David Cameron may "play fast and loose" with membership of the European Union but the SNP will "campaign positively" to keep Scotland and the UK in Europe, Nicola Sturgeon will pledge.
The Scottish First Minister will accuse Mr Cameron of "pandering to eurosceptics" in the Conservative Party as she attacks his "failure of leadership" on the issue.
The SNP leader will use the speech at the end of her party's conference in Aberdeen to make clear that she wants Britain to remain part of the European community.
Ms Sturgeon will say: "David Cameron might play fast and loose with our place in Europe. Be in no doubt - the SNP will campaign positively for Scotland, and the UK, to stay in the European Union."
The UK Government has pledged to hold an in/out referendum on Britain's membership of the EU before the end of 2017.
But Ms Sturgeon will speak of her "despair at the failure of leadership of a Prime Minister pandering to eurosceptics in his party but unable to articulate clearly and precisely what it is he is seeking to renegotiate".
The First Minister will also use her address to make the case against UK military intervention in Syria, arguing: "What is needed is not more bombing but a renewed and intensive diplomatic initiative led by the UN."
UK motivation to use the armed forces "appears to be based on a need to do something rather than any real consideration of whether the action proposed will make a positive difference", she will say.
But the risk is action such as air strikes "will simply add to the already unimaginable human suffering".
With millions of people having fled Syria the SNP leader will also argue the "prospect of UK withdrawal from the EU seems even more misguided" as she again calls on the UK Government to "do more as part of a co-ordinated European response" to help refugees who have travelled to Europe.
The First Minister's speech comes at the end of the SNP's biggest ever conference, with the party's membership now totalling almost 115,000.
Scottish nationalists won all but three of the 59 constituencies north of the border in May's general election, and Ms Sturgeon is aiming for her party to win a historic third term in office in next year's Holyrood vote.
That election campaign will be her first as First Minister, prompting Ms Sturgeon to ask voters to put their trust in her.
"Over these next few months, as we prepare to seek re-election, I won't pretend that we are perfect.
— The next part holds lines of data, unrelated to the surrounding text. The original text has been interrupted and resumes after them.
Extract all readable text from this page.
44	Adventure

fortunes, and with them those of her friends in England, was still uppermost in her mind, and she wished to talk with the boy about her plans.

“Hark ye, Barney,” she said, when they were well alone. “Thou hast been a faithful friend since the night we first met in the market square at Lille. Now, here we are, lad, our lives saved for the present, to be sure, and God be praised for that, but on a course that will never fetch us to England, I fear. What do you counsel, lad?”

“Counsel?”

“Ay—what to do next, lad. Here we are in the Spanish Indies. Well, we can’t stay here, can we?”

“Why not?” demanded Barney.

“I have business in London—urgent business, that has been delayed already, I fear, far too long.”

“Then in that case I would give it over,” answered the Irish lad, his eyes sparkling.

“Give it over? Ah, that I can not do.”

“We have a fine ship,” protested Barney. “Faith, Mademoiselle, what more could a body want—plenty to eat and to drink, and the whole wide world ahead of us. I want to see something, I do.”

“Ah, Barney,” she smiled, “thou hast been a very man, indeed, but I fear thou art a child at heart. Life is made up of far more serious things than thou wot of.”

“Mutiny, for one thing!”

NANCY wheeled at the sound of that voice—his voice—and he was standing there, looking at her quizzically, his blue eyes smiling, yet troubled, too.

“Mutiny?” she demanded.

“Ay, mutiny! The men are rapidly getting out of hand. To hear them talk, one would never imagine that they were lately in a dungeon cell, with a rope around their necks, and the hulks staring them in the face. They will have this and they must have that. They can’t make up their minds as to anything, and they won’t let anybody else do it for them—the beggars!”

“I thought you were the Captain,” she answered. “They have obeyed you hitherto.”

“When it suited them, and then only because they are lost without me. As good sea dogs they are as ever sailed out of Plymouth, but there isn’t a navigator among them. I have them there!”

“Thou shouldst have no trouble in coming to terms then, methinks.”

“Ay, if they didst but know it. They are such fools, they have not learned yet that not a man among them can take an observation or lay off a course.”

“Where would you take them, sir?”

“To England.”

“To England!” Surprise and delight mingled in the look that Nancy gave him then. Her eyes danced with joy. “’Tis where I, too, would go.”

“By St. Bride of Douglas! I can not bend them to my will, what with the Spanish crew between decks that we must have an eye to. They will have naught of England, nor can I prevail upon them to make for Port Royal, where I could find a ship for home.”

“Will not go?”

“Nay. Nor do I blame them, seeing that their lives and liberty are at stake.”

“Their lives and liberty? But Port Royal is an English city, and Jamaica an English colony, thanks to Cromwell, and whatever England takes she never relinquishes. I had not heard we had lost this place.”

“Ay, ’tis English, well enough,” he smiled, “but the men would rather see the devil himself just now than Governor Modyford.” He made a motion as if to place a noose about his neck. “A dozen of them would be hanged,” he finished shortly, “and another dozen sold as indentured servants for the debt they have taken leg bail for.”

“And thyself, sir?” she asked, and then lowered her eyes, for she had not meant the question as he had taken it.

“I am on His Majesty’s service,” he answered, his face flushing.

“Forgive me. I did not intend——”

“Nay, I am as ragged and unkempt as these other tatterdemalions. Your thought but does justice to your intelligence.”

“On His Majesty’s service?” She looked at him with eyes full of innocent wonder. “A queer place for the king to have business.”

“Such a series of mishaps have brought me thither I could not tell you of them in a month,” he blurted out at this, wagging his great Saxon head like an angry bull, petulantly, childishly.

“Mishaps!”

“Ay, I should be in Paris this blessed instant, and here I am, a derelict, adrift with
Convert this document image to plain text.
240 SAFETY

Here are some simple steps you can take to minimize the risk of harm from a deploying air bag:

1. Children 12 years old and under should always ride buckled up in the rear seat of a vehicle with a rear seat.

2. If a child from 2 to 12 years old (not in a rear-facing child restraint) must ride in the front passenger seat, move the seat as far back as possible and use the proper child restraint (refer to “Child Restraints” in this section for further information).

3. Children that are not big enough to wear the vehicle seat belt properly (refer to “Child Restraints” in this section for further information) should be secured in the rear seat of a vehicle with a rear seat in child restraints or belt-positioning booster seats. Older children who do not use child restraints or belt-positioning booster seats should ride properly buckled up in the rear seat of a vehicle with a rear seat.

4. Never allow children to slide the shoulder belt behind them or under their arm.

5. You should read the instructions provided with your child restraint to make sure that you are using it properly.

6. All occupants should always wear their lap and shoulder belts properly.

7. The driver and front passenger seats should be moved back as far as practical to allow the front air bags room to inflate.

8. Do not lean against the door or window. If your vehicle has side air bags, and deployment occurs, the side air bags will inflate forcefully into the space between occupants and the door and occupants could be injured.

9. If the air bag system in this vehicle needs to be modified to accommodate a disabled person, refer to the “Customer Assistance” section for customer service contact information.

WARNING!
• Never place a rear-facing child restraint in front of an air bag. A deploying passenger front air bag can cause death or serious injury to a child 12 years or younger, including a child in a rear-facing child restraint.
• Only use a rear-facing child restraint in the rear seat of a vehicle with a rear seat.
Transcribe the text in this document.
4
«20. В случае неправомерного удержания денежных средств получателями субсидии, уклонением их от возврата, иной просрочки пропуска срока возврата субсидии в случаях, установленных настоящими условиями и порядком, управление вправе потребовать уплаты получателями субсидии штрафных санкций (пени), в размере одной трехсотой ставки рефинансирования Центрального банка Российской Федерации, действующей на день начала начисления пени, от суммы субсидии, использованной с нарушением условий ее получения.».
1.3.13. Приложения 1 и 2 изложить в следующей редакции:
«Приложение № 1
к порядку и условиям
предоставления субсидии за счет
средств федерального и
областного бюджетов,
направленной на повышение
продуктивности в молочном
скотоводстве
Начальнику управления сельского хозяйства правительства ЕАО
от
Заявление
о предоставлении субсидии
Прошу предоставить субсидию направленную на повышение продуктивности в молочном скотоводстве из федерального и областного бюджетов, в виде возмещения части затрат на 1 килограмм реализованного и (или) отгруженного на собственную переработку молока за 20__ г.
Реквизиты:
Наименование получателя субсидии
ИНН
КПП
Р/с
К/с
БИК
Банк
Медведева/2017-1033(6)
Or that I am perfect," she will say.
"But I will promise this. We will always strive to be the best we can be. And we will serve this country with imagination, courage, humility and always to the very best of our abilities."
The SNP's manifesto for next May's Scottish Parliament elections will "rise to the challenges of the future", she will add.
Ms Sturgeon will also pledge £200 million of investment to expand specialist centres for planned operations in the NHS in Scotland if her party is re-elected.
The Golden Jubilee Hospital in Clydebank has been a "huge success", with staff there carrying out hip and knee replacements and cataract operations and "helping to take pressure off our emergency hospitals".
The First Minister will announce: "We now intend to extend that model. Over the next parliament we will invest £200 million to create a new network of elective treatment centres.
"We will extend the Golden Jubilee and develop new centres at St John's in Livingston, at Edinburgh Royal Infirmary, at Ninewells in Dundee, at Raigmore in Inverness and here in this city at Aberdeen Royal Infirmary."